Nicky Turnbull, Director of Higher Education at Newcastle College Group, said: “Almost two-thirds (63 per cent) of students across England suggested that their mental health and wellbeing had been negatively impacted since the start of the autumn term in 2020.

“We have a duty of care to do all that we can to focus on the mental wellbeing of all students, and formalising our mental health provision is an essential part of our ongoing strategy. We recognise that our student demographic is broad and requires a range of support to meet a spectrum of different needs.”

As the summer holidays came to a close, the College prepared to support students returning to campus with NCG’s Education Recovery Plan, recognising the difficulties that learners may have experienced throughout the pandemic, or may still face as they return to a classroom environment.

And, building on its support for learners with special educational needs and disabilities – something that was praised in the last Newcastle College Ofsted report –  brand-new Life Skills Hub was launched as the campus reopened in September. The hub provides a safe space to meet others and gain essential life skills to help with developing independence.

Sandwell College

Combining innovation and student support can throw up great challenges, but it is one Sandwell College in West Bromwich is thriving on. With its on-campus Fab Lab exploring ways to advance EdTech, it has found new ways to engage young people. In fact, more than 3,500 local people and organisations have attended demonstrations since launching in January 2021.

The pandemic saw a rise in teenagers playing video games and using augmented reality, so it is certainly a pull for new students.
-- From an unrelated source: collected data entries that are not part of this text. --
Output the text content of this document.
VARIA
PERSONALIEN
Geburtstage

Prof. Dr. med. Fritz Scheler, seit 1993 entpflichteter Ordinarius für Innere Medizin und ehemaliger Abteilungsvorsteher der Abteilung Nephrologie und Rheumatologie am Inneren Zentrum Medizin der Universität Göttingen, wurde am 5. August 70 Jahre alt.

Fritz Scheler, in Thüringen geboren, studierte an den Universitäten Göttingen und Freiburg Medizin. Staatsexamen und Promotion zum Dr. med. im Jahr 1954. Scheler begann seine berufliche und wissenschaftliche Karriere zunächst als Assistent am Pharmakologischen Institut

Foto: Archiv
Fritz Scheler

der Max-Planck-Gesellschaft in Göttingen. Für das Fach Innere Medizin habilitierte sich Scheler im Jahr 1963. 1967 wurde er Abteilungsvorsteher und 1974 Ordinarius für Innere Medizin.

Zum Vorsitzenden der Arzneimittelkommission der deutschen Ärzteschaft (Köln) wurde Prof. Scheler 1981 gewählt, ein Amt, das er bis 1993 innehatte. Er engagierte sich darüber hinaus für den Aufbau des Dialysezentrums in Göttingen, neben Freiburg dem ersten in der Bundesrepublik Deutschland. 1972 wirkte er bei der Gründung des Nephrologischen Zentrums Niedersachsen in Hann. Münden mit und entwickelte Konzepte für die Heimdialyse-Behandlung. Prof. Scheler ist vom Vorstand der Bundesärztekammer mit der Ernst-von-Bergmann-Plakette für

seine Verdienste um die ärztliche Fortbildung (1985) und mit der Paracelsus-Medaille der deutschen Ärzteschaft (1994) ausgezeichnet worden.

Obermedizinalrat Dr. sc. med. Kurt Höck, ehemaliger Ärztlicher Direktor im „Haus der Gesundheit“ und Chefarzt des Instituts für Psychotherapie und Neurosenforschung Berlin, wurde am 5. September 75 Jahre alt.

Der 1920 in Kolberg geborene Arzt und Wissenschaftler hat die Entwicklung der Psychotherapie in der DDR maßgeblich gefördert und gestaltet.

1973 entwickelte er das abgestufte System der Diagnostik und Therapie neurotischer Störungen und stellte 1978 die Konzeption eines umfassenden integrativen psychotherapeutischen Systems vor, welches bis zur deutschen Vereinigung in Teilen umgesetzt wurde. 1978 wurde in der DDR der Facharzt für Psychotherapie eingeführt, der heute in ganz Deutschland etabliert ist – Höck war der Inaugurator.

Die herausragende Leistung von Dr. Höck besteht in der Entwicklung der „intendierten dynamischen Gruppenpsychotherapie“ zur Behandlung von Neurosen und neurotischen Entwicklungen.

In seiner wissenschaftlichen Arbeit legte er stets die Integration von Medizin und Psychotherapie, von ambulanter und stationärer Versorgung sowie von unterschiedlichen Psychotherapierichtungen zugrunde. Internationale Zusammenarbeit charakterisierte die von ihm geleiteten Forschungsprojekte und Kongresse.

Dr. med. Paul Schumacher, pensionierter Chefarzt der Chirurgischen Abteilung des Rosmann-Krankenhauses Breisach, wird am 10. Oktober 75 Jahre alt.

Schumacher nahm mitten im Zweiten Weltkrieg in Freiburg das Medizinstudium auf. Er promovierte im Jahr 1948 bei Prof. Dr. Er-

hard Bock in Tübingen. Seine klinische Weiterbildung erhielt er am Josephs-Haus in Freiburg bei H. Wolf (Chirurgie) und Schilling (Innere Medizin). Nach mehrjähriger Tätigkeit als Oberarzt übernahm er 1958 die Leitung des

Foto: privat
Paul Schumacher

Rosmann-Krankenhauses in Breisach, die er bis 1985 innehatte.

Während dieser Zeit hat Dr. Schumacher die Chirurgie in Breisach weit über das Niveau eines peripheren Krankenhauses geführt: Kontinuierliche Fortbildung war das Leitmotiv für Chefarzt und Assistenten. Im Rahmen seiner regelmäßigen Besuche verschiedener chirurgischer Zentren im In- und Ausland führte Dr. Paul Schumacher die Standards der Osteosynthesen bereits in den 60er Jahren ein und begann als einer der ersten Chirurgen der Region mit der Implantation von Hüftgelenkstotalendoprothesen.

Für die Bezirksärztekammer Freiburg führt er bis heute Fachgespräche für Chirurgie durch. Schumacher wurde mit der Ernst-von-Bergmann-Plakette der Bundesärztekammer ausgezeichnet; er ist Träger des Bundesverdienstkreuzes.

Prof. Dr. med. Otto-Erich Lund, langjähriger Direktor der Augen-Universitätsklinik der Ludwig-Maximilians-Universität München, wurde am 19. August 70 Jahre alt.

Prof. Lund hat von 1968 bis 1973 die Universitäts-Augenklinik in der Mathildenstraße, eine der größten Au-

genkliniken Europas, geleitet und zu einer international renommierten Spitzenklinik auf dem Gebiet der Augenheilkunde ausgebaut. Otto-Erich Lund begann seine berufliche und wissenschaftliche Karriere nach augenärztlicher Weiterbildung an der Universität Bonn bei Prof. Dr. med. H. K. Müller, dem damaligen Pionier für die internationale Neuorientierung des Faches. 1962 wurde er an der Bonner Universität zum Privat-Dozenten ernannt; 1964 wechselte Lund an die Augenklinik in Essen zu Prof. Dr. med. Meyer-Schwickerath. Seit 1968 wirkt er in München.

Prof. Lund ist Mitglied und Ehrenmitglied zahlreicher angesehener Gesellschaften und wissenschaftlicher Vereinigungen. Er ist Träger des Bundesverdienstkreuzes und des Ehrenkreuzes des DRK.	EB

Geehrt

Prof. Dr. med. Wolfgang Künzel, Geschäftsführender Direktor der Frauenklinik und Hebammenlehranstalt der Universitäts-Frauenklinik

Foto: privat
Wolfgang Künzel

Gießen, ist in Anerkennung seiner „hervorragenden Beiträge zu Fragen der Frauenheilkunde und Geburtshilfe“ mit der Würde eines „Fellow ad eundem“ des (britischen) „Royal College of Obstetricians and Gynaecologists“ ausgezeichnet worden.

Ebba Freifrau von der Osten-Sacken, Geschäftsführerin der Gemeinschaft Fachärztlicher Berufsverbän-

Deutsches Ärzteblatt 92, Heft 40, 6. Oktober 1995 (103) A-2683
Add to that the college’s Study Link – a dedicated team that helps students who need support in developing their independent learning skills in literacy and numeracy – and the wider Student Services Team, which offers practical and impartial advice to learners, and you have a winning formula.

As thousands of new learners enter higher education institutions, many students will be returning to their respective colleges and universities for their second or even third year of study.

There are different sets of challenges ahead for each student, with some returning to classroom learning for the first time in 18 months. Others may find the stress and loneliness of being away from home too much to handle. But with student support and pastoral care being developed across all corners of the UK, an answer – or a shoulder to cry on – is within reach.